The Gifts of Imperfection
Nonfiction, Psychology, Personal Development
This is only the second Brené Brown book I’ve read, but I’m a huge fan of hers! I loved Dare to Lead and this book had a lot of the same themes. She is a big advocate of vulnerability and authenticity – and of course, bravery. It takes courage to be vulnerable and authentic. I love Brown’s definition of authenticity which I’ll include a snippet of here:
“The courage to let go of who we think we’re supposed to be so that we can fully embrace our authentic selves – the imperfect, the creative, the vulnerable, the powerful, the broken, and the beautiful“
Everything Happens for a Reason: And Other Lies I’ve Loved
Nonfiction, Memoir, Faith
I got to see Kate Bowler speak in person at my university’s annual fundraising “Friends of the Library” event earlier last year. She was funny and engaging, just like she is as an author. She challenges the idea that living a good or godly life means good things are guaranteed to happen to you (prosperity gospel). Why do some people’s prayers not get answered? Why do bad things happen to good people? Does everything really happen for a reason, or do some things just suck? If you’ve ever found yourself questioning these things, this will be a refreshing read for you.

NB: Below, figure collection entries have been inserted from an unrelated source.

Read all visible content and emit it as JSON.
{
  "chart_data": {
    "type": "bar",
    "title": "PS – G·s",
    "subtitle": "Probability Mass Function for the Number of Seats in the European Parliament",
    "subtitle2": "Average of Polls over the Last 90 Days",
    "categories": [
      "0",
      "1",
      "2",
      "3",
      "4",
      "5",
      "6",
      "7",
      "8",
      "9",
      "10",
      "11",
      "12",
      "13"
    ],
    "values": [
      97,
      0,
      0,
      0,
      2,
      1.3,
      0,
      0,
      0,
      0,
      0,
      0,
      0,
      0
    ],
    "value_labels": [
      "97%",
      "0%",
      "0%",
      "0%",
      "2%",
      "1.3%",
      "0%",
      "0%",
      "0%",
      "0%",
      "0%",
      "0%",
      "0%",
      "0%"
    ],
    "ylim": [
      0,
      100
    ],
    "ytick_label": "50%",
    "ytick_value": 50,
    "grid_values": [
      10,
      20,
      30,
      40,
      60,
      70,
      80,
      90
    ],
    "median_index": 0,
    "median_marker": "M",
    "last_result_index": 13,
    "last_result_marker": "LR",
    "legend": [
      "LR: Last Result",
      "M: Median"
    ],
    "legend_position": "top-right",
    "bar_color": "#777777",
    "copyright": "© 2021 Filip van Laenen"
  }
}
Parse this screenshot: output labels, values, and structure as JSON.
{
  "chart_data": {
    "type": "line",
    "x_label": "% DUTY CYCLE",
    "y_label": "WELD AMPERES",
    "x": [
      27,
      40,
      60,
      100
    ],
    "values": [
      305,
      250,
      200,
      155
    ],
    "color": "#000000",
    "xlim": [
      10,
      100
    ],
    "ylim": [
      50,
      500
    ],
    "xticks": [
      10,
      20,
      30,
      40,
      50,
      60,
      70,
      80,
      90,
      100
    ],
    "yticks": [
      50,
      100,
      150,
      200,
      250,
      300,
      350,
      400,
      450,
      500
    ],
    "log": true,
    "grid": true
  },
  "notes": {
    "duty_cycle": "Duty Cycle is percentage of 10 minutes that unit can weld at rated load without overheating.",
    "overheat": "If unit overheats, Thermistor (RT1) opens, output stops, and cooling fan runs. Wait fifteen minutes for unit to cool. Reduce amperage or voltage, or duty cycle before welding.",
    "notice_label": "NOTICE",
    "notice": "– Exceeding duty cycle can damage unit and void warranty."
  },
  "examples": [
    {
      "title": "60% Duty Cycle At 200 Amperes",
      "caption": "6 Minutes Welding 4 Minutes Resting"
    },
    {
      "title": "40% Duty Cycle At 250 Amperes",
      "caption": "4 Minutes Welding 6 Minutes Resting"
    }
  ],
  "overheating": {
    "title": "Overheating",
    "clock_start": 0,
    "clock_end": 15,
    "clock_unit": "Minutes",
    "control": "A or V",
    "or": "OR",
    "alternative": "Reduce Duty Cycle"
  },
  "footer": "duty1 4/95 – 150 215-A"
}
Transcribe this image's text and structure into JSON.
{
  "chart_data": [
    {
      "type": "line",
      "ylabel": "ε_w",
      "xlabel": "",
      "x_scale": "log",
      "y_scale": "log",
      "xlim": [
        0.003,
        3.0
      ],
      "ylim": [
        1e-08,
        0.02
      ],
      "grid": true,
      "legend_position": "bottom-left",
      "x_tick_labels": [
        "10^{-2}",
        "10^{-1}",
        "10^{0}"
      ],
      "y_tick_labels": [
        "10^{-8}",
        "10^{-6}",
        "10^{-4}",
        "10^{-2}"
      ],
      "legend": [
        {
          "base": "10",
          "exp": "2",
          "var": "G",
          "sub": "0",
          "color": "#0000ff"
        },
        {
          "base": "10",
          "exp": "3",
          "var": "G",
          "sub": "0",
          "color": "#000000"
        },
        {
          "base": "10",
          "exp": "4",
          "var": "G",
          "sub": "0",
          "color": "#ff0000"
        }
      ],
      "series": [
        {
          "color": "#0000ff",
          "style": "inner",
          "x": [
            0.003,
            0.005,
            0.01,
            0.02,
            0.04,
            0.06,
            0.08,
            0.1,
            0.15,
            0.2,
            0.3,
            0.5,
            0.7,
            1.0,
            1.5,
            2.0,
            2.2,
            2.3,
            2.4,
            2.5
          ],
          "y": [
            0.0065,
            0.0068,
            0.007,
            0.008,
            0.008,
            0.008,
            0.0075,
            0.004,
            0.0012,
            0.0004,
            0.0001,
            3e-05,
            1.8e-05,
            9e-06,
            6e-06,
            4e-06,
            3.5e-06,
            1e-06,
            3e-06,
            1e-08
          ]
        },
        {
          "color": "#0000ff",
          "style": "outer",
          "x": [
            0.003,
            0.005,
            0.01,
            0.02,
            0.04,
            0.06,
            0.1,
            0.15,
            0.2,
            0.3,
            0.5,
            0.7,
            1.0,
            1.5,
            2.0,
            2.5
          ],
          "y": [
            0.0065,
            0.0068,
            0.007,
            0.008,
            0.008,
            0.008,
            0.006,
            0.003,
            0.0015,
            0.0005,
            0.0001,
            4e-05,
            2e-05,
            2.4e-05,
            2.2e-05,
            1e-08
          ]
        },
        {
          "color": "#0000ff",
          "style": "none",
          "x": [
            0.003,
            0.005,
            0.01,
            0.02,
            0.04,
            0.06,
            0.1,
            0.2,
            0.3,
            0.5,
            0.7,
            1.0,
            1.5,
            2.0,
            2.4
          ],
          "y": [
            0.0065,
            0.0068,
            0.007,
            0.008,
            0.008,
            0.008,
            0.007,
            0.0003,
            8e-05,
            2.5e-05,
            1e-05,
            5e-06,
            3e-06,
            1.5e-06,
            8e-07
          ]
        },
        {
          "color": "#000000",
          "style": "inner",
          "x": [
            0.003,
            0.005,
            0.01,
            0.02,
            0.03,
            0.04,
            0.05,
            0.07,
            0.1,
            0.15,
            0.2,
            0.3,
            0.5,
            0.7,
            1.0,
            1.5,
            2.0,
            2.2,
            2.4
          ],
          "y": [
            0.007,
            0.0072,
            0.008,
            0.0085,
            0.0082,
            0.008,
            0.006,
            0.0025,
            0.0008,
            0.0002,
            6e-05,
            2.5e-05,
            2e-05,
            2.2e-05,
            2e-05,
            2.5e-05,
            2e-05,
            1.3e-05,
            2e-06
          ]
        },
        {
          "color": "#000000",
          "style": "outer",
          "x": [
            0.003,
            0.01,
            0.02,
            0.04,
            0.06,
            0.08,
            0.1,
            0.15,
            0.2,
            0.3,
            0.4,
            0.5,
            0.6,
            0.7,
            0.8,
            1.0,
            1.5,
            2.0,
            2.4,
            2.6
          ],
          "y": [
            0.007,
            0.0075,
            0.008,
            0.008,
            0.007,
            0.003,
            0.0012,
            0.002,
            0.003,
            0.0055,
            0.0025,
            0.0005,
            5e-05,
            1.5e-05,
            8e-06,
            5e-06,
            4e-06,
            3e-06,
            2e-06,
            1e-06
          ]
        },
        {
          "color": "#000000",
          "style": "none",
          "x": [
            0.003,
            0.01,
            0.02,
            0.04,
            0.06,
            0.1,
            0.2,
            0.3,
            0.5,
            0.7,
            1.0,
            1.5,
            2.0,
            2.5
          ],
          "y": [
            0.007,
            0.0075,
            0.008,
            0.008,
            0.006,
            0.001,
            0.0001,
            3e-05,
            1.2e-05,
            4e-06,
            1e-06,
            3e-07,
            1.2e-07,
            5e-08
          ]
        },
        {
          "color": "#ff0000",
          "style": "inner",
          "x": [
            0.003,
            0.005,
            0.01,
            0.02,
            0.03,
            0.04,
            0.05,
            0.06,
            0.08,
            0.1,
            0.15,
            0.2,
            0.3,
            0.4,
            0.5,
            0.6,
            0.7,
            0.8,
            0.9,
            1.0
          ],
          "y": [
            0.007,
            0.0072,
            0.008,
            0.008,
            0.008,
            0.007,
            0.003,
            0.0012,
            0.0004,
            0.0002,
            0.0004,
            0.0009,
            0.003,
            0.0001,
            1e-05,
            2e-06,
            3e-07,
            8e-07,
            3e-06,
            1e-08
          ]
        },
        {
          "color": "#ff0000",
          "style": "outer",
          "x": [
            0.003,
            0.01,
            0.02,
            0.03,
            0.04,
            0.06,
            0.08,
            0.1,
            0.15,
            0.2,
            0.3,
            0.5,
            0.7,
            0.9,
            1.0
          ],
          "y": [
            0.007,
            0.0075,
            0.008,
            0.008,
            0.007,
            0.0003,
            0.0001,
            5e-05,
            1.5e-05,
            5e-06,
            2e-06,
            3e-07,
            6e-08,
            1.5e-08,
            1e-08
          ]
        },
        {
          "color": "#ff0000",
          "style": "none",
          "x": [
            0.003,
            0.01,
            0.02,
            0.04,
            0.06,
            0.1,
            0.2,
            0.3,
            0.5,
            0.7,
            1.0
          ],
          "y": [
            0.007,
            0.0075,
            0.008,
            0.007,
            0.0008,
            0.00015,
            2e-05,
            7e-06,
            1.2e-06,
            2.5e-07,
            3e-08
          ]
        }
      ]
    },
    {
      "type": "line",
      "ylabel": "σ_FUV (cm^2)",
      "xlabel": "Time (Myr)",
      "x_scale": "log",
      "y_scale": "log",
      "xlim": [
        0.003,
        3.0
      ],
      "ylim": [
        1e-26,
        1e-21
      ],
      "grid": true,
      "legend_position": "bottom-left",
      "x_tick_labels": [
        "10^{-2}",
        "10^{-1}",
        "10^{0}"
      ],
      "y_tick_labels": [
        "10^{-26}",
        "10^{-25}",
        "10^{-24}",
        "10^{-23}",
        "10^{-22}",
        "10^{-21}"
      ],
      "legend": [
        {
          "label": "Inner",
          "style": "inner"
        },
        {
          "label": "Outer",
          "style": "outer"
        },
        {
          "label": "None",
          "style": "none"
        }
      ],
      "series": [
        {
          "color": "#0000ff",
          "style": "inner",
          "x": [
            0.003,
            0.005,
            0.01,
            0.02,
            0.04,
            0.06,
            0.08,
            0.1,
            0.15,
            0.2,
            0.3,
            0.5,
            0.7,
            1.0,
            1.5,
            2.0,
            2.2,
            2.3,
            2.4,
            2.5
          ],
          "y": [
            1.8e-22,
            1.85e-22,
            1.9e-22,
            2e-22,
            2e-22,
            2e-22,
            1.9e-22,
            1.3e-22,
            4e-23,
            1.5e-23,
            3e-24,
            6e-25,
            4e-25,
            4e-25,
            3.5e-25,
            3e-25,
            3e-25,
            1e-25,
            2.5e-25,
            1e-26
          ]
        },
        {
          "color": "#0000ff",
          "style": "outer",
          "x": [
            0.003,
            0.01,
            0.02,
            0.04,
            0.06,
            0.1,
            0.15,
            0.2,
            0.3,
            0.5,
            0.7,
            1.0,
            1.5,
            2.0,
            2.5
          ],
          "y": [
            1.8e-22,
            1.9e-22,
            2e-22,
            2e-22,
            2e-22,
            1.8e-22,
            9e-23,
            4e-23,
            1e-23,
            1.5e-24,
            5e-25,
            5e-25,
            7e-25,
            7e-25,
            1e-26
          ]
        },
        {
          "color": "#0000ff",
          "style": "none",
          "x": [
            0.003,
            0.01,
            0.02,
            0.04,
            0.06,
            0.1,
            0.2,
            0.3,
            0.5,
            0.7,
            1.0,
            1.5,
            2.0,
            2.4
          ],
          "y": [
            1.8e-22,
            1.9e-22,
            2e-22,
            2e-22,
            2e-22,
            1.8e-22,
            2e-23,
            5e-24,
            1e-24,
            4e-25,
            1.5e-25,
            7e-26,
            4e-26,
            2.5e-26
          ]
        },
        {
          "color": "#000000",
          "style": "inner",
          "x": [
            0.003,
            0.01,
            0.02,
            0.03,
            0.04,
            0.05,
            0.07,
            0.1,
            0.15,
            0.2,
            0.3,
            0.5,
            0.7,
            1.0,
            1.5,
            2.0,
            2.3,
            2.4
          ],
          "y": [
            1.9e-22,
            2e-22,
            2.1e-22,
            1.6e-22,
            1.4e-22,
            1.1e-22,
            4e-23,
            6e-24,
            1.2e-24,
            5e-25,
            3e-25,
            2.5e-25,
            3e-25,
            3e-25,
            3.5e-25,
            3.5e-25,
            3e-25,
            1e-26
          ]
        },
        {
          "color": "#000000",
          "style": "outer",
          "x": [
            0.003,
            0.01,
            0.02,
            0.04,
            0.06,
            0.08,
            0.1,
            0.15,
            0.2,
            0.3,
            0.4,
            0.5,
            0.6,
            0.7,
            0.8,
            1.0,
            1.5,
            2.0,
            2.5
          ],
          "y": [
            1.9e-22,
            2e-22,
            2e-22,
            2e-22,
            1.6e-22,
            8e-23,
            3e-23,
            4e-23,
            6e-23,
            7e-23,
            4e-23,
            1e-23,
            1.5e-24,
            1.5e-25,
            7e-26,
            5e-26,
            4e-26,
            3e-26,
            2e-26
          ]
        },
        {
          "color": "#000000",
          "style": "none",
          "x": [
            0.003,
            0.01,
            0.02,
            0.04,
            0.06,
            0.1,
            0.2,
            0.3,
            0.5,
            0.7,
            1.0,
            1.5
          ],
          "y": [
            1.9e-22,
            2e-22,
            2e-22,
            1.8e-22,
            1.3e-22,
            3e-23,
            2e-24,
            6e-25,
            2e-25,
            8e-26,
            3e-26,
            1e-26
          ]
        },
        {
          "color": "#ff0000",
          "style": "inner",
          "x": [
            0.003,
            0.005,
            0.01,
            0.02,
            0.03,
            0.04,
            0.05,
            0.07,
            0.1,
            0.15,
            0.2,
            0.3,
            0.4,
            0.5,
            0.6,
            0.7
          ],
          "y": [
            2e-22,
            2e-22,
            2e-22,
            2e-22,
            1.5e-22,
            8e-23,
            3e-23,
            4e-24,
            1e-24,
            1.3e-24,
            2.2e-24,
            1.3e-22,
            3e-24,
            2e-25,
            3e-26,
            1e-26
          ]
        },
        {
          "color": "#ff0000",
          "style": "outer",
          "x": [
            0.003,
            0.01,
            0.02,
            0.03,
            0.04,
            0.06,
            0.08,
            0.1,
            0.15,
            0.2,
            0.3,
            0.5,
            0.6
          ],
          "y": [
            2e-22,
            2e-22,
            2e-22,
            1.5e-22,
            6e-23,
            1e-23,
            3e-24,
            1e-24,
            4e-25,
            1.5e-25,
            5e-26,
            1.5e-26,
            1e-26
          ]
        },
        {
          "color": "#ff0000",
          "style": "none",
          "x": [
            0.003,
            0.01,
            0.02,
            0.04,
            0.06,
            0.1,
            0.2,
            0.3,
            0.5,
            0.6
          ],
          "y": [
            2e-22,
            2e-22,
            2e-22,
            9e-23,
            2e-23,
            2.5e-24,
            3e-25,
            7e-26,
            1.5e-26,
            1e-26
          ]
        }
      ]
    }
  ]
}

And while we’re on the subject of books that challenge specific religious stereotypes, another book I read this year was the book The Making of Biblical Womanhood: How the Subjugation of Women Became Gospel Truth. I’d also recommend this one if you’ve grown up in a faith tradition that limits the role of women.
Acne: A Memoir
Nonfiction, Memoir, Humor
This was a book I happened to stumble upon at a local bookstore in town. I love the cover design! If you’re a person who has ever struggled with acne, I think you’d enjoy this honest account of what lengths a person will go to in order to achieve clear skin. It’s a memoir, and the author details some not-so-happy times and events in her life (like many memoirists do), but it also has a much rosier ending than you might expect. I wrote a separate blog post on this book because I found it so intriguing.
Along the Way: Conversations About Children and Faith
Nonfiction, Spirituality, Parenting
I heard about this book during a webinar I attended on the topic of children’s ministry. It occurred to me that I had read numerous parenting books, but none that focused specifically on the spiritual or theological development of children. The main takeaway I had from this book was that children should not be an afterthought when it comes to church or religion.
Depending on your faith tradition, sometimes church services or ministries are geared towards adults, and therefore babysitting will be provided to get the kids “out of the way,” so to speak. This book recommended including your child in all kinds of ministries and services, and engaging in theological conversations with them even if you aren’t sure they will completely understand. This book has made me think differently about how I want to engage with my own son when it comes to faith and his spiritual development.